私のことをレンタカーならぬ、レンタキッドと呼んでいたホストファミリーは、孫娘が訪ねてきたように歓迎してくれたらしく、ホストファーザーはカヌーや自転車、バイクで、あちこち一緒に行ってくれたそうだ。「えーっ、私のときは連れて行ってくれなかったじゃない」と、電話でつい文句を言うと、「あのころはエルパソの砂漠にいたからな。でも、射撃に行ったじゃないか」とたしなめられてしまった。そうだ、考えてみれば、熱気球や乗馬、キャンプなど、いろいろな経験をさせてもらった。
ホストマザーも、ヒューストン近辺のさまざまな鳥のサンクチュアリに娘を連れて行ってくれた。特にメキシコ湾沿いにあるガルヴェストン島に一泊二日の旅行にでかけ、湿地や浜辺の鳥をたくさん見てきたらしい。
娘が帰国してわずか数日後、ホストマザーから、ハリケーン・アイクによる高潮でガルヴェストン島は氾濫していて、住民が避難している、というメールをもらった。彼らの住むヒューストン北西の郊外は、たくさんの木が倒れて数日間停電したほかは、大きな被害はなかったらしい。アメリカ本土に上陸したときは、カテゴリー2に弱まっていたし、カトリーナのときほど死者がでていないためか、日本でもあまり報道されていなかった。

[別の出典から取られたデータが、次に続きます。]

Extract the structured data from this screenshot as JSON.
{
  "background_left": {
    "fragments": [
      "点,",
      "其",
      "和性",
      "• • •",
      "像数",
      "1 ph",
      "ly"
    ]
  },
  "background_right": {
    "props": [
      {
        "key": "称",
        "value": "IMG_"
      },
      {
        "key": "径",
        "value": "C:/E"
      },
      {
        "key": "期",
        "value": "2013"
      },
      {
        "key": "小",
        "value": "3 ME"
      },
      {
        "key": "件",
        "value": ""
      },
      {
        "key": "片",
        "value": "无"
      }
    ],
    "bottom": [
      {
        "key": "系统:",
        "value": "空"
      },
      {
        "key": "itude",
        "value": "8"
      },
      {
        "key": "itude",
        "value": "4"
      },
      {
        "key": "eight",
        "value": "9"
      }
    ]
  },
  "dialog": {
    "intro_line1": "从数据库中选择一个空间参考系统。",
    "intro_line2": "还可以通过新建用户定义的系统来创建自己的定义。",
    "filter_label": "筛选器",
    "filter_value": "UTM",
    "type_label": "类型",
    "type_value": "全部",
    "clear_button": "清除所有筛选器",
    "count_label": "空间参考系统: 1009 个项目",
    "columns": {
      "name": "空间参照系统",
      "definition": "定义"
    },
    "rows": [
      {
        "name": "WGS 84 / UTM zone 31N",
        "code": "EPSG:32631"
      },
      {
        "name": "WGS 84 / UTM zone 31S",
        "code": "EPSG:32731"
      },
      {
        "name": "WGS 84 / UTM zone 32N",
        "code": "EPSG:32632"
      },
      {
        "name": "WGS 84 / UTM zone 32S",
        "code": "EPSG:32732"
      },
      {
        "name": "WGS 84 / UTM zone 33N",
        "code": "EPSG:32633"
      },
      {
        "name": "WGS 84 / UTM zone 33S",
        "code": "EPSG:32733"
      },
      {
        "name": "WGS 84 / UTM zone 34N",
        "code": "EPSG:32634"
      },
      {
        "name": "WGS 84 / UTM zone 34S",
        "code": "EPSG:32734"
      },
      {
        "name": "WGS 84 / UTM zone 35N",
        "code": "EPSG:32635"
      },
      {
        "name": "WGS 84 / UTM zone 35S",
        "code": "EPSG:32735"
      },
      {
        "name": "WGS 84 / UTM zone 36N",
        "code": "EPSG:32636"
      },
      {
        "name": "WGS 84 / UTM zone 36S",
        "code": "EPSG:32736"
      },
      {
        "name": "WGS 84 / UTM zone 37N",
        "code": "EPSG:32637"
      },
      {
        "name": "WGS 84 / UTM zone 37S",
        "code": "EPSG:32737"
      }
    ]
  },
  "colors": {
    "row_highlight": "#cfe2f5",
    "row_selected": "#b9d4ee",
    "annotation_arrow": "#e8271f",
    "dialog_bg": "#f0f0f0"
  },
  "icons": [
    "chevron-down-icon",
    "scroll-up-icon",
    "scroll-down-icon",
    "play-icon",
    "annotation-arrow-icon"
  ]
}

その後、忙しくてなかなか連絡が取れずにいたら、しばらくしてハリケーン・アイクの被害状況をまとめた一連の写真を送ってくれた。高床式に建てられた家が並んでいたと思われる一帯には、支柱だけがところどころ残っていた。家も船も車もお墓も、あらゆるものが吹き飛ばされて、ゴミの山と化している。顔だけかろうじて水からだして車のそばにいる老人。海となった場所に一軒だけ奇跡的に残った家。ほんの数日前、娘がホストマザーと通った道路には、ソファや木材が散乱していた。ヒューストンにあるJPモルガン・チェイス・タワーはI.M.ぺイ設計のテキサス一の高層ビルらしいが、その窓ガラスがことごとく割れている写真もあった。
ネットで調べてみると、ハリケーン・アイクは9月4日の時点で風速が時速233キロにも達し、娘が帰国した翌日の11日にはカテゴリー5.2と、記録史上最大のハリケーンに発達していたらしい。今回はアメリカとハイチで150人ほどの死者がでており、行方不明者がまだ数百人いる。ガルヴェストン島は、1900年にもカテゴリー4の巨大ハリケーンに直撃されて6000人ほどの死者がでている。その後、高さ5メートルの防波堤がつくられたが、今回のハリケーンではそれを越えて海水が流れ込んだようだ。